В детской было светло, просторно и тихо – как будто для другой девочки, которая уехала куда-то насовсем. Я взяла того самого барашка и побрела в родительскую спальню. Там, сидя на бескрайней арабской кровати, глядя в раскосые глаза пластмассового уродца, я успокоилась и признала две очевидные вещи:

1) мама меня все-таки не любит;

2) барашка подарил все-таки папа.

– Баранчик-баранчик, где твои рожки? – спросила я почти беззвучно.

Ясен пень, никто мне не ответил.

«Ладно, придется обходиться папой», – подумала я, сползла с кровати, уложила игрушку в постель, прикрыв одеялом, и потопала во двор, где меня, виляя хвостом, встретил Мишенька.

Я погладила собаку и отправилась за дом – там росла яблоня, старая и довольно высокая – мое специальное место.

Я забиралась на дерево, чтобы скрыться от Зоси, просто спокойно почитать или поиграть в настоящего матроса – бом-брамсели и все такое.

То есть когда все было хорошо.

Когда же все было плохо, я приходила побродить вокруг яблони и «подумать над своим поведением», по выражению той же Зоси. Ну или над чужим – по обстоятельствам.

Думать приходилось частенько – вокруг яблони была протоптана убедительная дорожка.

И этот раз не стал исключением – мы с Мишенькой бродили вокруг дерева как постовые, и я думала о маме.

Мысли выходили невеселые, но и необидные, и первой из них была банальная сердитая детская мысль: «Я же не просила, чтобы меня рожали, да? А теперь придется им потерпеть, не могу же я родиться обратно…» Других-то претензий ко мне вроде как и не было…

Но раз так, ситуация выглядела безнадежной – я ничего не могла исправить.

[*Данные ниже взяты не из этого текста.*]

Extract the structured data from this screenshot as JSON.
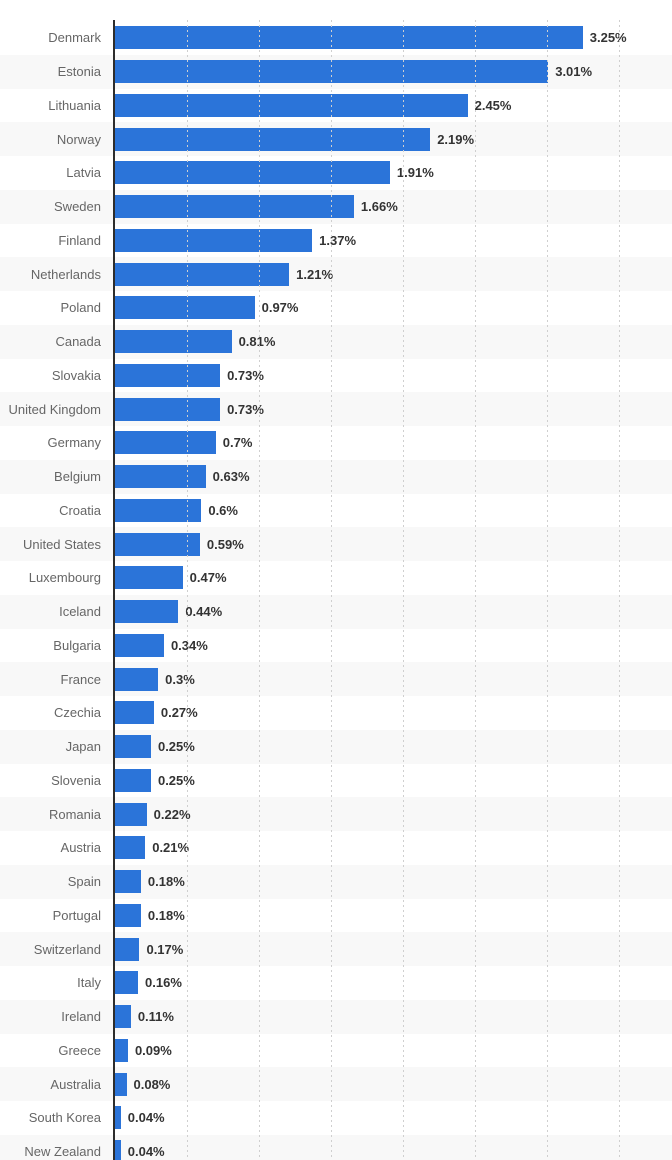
{
  "chart_data": {
    "type": "bar",
    "orientation": "horizontal",
    "title": "",
    "xlabel": "",
    "ylabel": "",
    "categories": [
      "Denmark",
      "Estonia",
      "Lithuania",
      "Norway",
      "Latvia",
      "Sweden",
      "Finland",
      "Netherlands",
      "Poland",
      "Canada",
      "Slovakia",
      "United Kingdom",
      "Germany",
      "Belgium",
      "Croatia",
      "United States",
      "Luxembourg",
      "Iceland",
      "Bulgaria",
      "France",
      "Czechia",
      "Japan",
      "Slovenia",
      "Romania",
      "Austria",
      "Spain",
      "Portugal",
      "Switzerland",
      "Italy",
      "Ireland",
      "Greece",
      "Australia",
      "South Korea",
      "New Zealand"
    ],
    "values": [
      3.25,
      3.01,
      2.45,
      2.19,
      1.91,
      1.66,
      1.37,
      1.21,
      0.97,
      0.81,
      0.73,
      0.73,
      0.7,
      0.63,
      0.6,
      0.59,
      0.47,
      0.44,
      0.34,
      0.3,
      0.27,
      0.25,
      0.25,
      0.22,
      0.21,
      0.18,
      0.18,
      0.17,
      0.16,
      0.11,
      0.09,
      0.08,
      0.04,
      0.04
    ],
    "value_labels": [
      "3.25%",
      "3.01%",
      "2.45%",
      "2.19%",
      "1.91%",
      "1.66%",
      "1.37%",
      "1.21%",
      "0.97%",
      "0.81%",
      "0.73%",
      "0.73%",
      "0.7%",
      "0.63%",
      "0.6%",
      "0.59%",
      "0.47%",
      "0.44%",
      "0.34%",
      "0.3%",
      "0.27%",
      "0.25%",
      "0.25%",
      "0.22%",
      "0.21%",
      "0.18%",
      "0.18%",
      "0.17%",
      "0.16%",
      "0.11%",
      "0.09%",
      "0.08%",
      "0.04%",
      "0.04%"
    ],
    "xlim": [
      0,
      3.87
    ],
    "gridlines": [
      0.5,
      1.0,
      1.5,
      2.0,
      2.5,
      3.0,
      3.5
    ],
    "gridline_style": "dotted",
    "legend": false,
    "zebra_striping": true,
    "striped_rows": "even (2nd, 4th, ...)",
    "colors": {
      "bar": "#2b74d9",
      "stripe": "#f8f8f8",
      "gridline": "#cfcfcf",
      "axis_line": "#2d2d2d",
      "category_label": "#666666",
      "value_label": "#333333",
      "background": "#ffffff"
    }
  }
}
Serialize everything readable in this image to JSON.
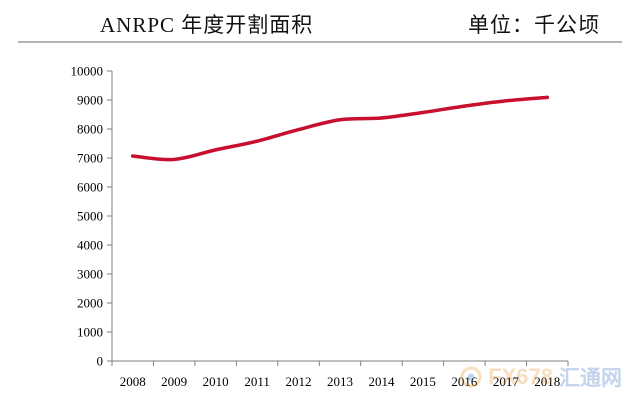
{
  "header": {
    "title": "ANRPC 年度开割面积",
    "unit": "单位：千公顷"
  },
  "watermark": {
    "text": "FX678",
    "text_cn": "汇通网"
  },
  "chart_data": {
    "type": "line",
    "title": "ANRPC 年度开割面积",
    "xlabel": "",
    "ylabel": "",
    "x": [
      "2008",
      "2009",
      "2010",
      "2011",
      "2012",
      "2013",
      "2014",
      "2015",
      "2016",
      "2017",
      "2018"
    ],
    "yticks": [
      0,
      1000,
      2000,
      3000,
      4000,
      5000,
      6000,
      7000,
      8000,
      9000,
      10000
    ],
    "ylim": [
      0,
      10000
    ],
    "grid": false,
    "legend": "none",
    "series": [
      {
        "color": "#c8102e",
        "values": [
          7070,
          6950,
          7280,
          7580,
          7980,
          8320,
          8380,
          8570,
          8790,
          8970,
          9090
        ]
      }
    ]
  }
}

Мысль перестать быть мне в голову не приходила – я всегда была неприлично живучей, и тогда, и теперь.

Папа пришел за мной уже в сумерках, сказал: «А, вот ты где», взял на руки, спросил, стараясь, чтобы голос не звучал встревоженно: «Ты как, дружище?» А я ответила, что все хорошо.

Тогда он прижал меня к себе и тоже стал бродить вокруг яблони и рассказывать мне про маму, про то, как все было и почему, что она ни в чем не виновата и я ни в чем не виновата, просто нам обеим здорово не повезло. А потом добавил, что ведь и повезло – мы обе живы как-никак, а с остальным уж разберемся, нужно время.

А я сказала, что на маму не обижаюсь и надо к ней поменьше липнуть, наверное, да?

Тут папа перестал прижимать меня к себе, а, наоборот, слегка отстранился, вышел к свету, лившемуся из окон, посмотрел на меня внимательно и сказал, что я – его ученый скворчонок и даже удивительно, как это я все так хорошо понимаю, а еще, что любит меня, как сорок тысяч папьев любить не могут.

Я расхихикалась и сказала, что нет такого слова – «пáпья». Слово показалось мне необыкновенно смешным, и я все повторяла: «Папья, папья», – и трогала его за нос.

У детей довольно странное чувство юмора, да. Как и у собак.

Потом он отнес меня в дом и еще долго читал мне про короля Артура, изображал Ланселота на телеге, а я снова хихикала в ладошку, чтобы не разбудить Зосю, но Зося все же проснулась и прогнала папу спать.

И я тоже уснула – вполне счастливой и спокойной. Та змея, что все-таки грызла мое сердце в последнее время, подохла.

С мамой с тех пор у нас установились скорее приятельские отношения. За последние тридцать лет мы много раз ссорились, мирились и в конце концов подружились почти по-настоящему. Конечно, у нас все «не как у людей», она мне больше подруга, чем мама, но мы неплохо выкрутились из всего этого дерьма, так я думаю.